The Strokes – You Only Live Once

Le premier YOLO, il vient de You Only Live Once des Strokes, c’était ce qu’on aimait beaucoup dire avec mes ami.e.s quand Drake a lancé YOLO, parce que nous on l’utilisait pour parler de ce morceau des Strokes. Ça fout toujours un petit débat, mais moi mon album préféré des Strokes, c’est le troisième : First Impression Of Earth et son You Only Live Once qui était un vrai petit tube rock qui lançait que des vérités générales dans ses paroles.

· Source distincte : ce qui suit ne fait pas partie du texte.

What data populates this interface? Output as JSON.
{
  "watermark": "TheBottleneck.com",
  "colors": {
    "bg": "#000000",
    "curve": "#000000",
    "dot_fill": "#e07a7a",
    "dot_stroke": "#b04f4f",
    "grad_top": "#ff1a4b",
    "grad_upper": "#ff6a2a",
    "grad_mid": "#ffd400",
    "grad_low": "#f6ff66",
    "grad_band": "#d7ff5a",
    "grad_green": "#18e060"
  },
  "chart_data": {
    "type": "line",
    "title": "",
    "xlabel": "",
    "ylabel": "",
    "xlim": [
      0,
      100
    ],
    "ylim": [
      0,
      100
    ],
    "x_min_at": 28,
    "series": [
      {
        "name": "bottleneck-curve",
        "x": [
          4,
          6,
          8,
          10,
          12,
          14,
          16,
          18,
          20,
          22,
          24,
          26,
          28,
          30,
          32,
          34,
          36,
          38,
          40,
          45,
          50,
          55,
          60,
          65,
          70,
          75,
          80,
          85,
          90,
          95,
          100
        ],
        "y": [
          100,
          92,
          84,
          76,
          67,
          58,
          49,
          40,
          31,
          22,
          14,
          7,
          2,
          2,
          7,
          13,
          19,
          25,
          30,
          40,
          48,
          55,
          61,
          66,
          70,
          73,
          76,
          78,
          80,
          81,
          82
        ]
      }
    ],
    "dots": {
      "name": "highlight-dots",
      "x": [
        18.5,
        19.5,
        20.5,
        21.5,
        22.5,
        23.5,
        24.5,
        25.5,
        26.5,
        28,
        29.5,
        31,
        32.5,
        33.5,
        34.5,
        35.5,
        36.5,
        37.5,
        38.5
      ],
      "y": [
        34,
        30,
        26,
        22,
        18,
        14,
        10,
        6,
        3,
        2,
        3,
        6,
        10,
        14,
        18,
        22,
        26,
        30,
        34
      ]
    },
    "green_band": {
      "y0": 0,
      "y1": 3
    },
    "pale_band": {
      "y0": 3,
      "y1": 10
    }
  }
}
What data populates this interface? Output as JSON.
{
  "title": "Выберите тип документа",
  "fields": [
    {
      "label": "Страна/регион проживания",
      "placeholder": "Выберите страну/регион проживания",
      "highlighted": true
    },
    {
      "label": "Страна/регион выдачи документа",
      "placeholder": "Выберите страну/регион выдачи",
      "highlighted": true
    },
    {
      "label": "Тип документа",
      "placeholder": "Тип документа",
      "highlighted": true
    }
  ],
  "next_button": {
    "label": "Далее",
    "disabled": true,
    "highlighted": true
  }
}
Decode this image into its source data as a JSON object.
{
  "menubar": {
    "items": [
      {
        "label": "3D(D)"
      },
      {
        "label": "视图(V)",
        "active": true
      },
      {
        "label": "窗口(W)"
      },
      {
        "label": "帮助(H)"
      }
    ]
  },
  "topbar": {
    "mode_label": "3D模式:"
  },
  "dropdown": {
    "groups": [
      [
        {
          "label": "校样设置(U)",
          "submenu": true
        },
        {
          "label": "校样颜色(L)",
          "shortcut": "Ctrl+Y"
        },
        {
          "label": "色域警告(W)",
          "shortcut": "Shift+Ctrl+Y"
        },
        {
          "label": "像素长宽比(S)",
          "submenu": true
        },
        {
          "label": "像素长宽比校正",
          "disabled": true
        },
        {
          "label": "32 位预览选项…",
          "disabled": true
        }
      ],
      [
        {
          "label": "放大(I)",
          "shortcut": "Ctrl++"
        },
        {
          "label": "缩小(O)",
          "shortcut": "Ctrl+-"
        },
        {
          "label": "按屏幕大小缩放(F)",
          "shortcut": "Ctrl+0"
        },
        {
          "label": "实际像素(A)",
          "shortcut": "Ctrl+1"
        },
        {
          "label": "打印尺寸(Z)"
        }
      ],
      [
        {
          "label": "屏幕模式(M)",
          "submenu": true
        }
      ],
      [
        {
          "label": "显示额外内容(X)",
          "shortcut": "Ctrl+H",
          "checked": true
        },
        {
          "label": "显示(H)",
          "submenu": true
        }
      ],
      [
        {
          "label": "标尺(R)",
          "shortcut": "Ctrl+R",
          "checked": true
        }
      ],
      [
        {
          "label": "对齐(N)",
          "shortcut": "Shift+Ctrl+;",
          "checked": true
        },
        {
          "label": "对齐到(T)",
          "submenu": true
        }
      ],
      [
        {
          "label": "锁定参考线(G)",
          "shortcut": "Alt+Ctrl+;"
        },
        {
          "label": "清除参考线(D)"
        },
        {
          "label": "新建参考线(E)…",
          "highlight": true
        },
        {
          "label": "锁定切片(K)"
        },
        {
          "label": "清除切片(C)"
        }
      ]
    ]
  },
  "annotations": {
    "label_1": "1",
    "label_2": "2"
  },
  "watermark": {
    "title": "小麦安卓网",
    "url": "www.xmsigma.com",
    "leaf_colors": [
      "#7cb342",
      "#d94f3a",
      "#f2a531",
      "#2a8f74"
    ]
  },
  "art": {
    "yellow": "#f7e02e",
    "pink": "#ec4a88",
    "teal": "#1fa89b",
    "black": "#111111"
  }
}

Découvrez soft & tender de November Ultra :

Il y a quelques semaines, November Ultra dévoilait son premier single intitulé soft & tender. Après bon nombre d’écoutes, on peut ainsi affirmer que ce morceau a des vertus semblables à celle d’un câlin tant ce dernier apaise et réchauffe nos cœurs. Un clip réalisé par Elisa Baudouin a d’ailleurs suivi de près cette sortie et dévoile un monde fait de douceur et de belles couleurs pastels, un monde utopique où romance, tendresse et bienveillance semblent être les éléments essentiels d’une vie où le flegme règne. Nova, sous les projecteurs, la tête parmi les nuages, vêtue de son plus joli manteau bonbon ou ornée de sa plus belle couronne, fait un trait sur la pudeur et chante l’amour, les émotions qui s’y mêlent et leurs nuances, libère les papillons tout en embrassant la vie. Dans un monde aujourd’hui chamboulé, November atténue alors le chaos quotidien à l’aide de sa voix guimauve et de sa poésie dont nul ne pourra plus jamais se passer. Merci pour le rêve et le réconfort donc et à très vite pour la suite.